BWW Review: CLARA BOW: BECOMING 'IT' BY LIVEARTDC at Capital Fringe
LiveArtDC is unpredictable; grassroots theatre at its best. The Merry Death of Robin Hood, staged and set in a DC bar, was wacky, immersive, heartfelt, and hands-down one of my favorite theatre experiences of 2016. Clara Bow: Becoming 'It' is their Capital Fringe Festival 2017 offering.
In 1921, Clara Bow was launched to stardom after winning Motion Picture Magazine's "Fame and Fortune" competition. In the 1920s every aspect of her personal life made newspaper headlines and she became a living, breathing symbol of the Roaring 20s.
So what exactly is the "it" factor that Clara possessed in abundance and furthermore, is becoming "it" even worth it? The audience is left to answer for themselves.
Director/Producer Heather Whitpan describes Clara Bow: Becoming 'It' as a "magical biography." She goes further; in her scenario LiveArtDC is a "Time Lord." That is hands down the most out-there description of a play I've ever heard, yet it's not wholly inaccurate.
The central plot of Clara Bow: Becoming 'It' is Clara's (Rebecca Ellis) true-to-life multiple-round screen tests for the "Fame and Fortune" contest. As she progresses through each round of the contest, the play jumps backwards or forwards in time (remember, the "Time Lord" thing). Clara Bow: Becoming 'It' navigates the complexities of Clara's life as a star, the relationship between Clara and her mentally ill mother Sarah (standout actress Charlene V. Smith), and the betrayals of her female friends, Tui Lorraine and Daisy Devoe (Maggie Robertson).
The men in her life are even worse. Her sleazebag manager and opportunist father (Seth Alcorn) and her boyfriend Gary Cooper and husband Rex Bell (Nick Depinto) continually manipulate and marginalize Clara.
The audience is given a glimpse of the eccentric Elinor Glyn (Charlene V. Smith) in action. If you don't already know about Elinor Glyn, she is worth Googling (look for Elinor Glynn Explains IT!).
Whitpan and Writer/Projections Designer Alia Faith Williams utilize snippets of Clara's movies (as well as the footage of Glyn), often juxtaposed against the stage actors in the foreground, playacting the original roles onscreen. For the historians in the audience (like me) it is thrilling, dynamic, and the most engaging aspect of Clara Bow: Becoming 'It.'
Clara Bow: Becoming 'It' was notable for the caliber of the acting. Smith's portrayal of two eccentric and wholly singular characters is noteworthy. Ellis, the "it girl" herself, oozes charisma and unflappable flapper charm. The accents in this production are markedly expert.
The ensemble cast includes Brett Stevens Abelman, Andrew Quilpa, and Nora Spellane (as a sympathetic newsie).
Lighting Designer Peter Caress deserves kudos for smart light sequences that stand-in for an old-timey camera (beautifully fabricated but fake) and cameraman.
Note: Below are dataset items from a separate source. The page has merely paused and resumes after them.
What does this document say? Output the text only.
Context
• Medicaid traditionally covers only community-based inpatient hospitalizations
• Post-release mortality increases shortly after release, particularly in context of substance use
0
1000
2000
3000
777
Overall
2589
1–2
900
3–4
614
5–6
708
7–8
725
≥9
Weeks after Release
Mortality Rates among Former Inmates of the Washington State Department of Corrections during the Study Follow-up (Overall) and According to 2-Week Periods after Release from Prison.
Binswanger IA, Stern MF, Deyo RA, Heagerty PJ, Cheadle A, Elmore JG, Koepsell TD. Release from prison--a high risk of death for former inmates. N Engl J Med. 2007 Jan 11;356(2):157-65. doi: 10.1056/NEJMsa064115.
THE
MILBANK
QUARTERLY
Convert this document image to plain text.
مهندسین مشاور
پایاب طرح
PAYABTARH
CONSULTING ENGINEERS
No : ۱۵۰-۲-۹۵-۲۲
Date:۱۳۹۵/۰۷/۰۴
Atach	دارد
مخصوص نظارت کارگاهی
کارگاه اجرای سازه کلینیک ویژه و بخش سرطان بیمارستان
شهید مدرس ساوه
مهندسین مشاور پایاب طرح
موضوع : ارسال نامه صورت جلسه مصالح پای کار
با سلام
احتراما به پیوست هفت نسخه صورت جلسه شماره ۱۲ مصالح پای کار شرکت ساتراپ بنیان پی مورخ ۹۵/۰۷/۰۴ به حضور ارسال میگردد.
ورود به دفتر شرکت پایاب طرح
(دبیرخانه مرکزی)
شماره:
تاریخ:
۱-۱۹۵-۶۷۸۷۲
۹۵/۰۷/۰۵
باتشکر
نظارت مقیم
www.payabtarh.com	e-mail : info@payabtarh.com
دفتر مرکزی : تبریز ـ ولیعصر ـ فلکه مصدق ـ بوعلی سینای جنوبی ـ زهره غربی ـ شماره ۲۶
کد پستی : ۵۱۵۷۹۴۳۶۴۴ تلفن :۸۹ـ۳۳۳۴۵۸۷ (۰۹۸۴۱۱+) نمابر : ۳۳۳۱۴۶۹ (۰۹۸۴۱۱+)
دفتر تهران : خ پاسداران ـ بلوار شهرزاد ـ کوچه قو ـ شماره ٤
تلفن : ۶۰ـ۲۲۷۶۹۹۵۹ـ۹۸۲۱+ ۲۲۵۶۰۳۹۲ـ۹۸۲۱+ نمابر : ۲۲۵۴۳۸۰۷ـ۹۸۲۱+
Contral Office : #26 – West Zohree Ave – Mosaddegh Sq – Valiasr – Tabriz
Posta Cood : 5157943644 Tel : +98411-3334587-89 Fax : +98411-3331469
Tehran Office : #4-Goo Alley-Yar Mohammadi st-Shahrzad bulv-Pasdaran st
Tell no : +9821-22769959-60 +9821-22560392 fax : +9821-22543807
As Ellis strikes her uncanny Clara flapper poses in front of the cameraman and camera, the light sequence has a transportable effect.
Costumes, Set, and Prop Designer Lorraine Imwold uses glitzy eye-catching signature costume pieces for each character which allows basic costumes to be recycled as actors swiftly change roles. Likewise, Imwold recycles a few choice set pieces. The audience is required to use their imagination; more than acceptable in the cramped Trinidad Theater at Capital Fringe.
Clara Bow: Becoming 'It' suffered from a range of technical glitches that are not uncommon to the Fringe Festival experience. Thankfully, Ellis was a star and remained unfazed when a projection cut out at an inopportune moment.
I found the venue, the Trinidad Theater, which is not wholly soundproof and located next to the Capital Fringe bar, distracting and perhaps not the best choice for such a contemplative production. But this is a minor detail and should not stop you from seeing Clara Bow: Becoming 'It."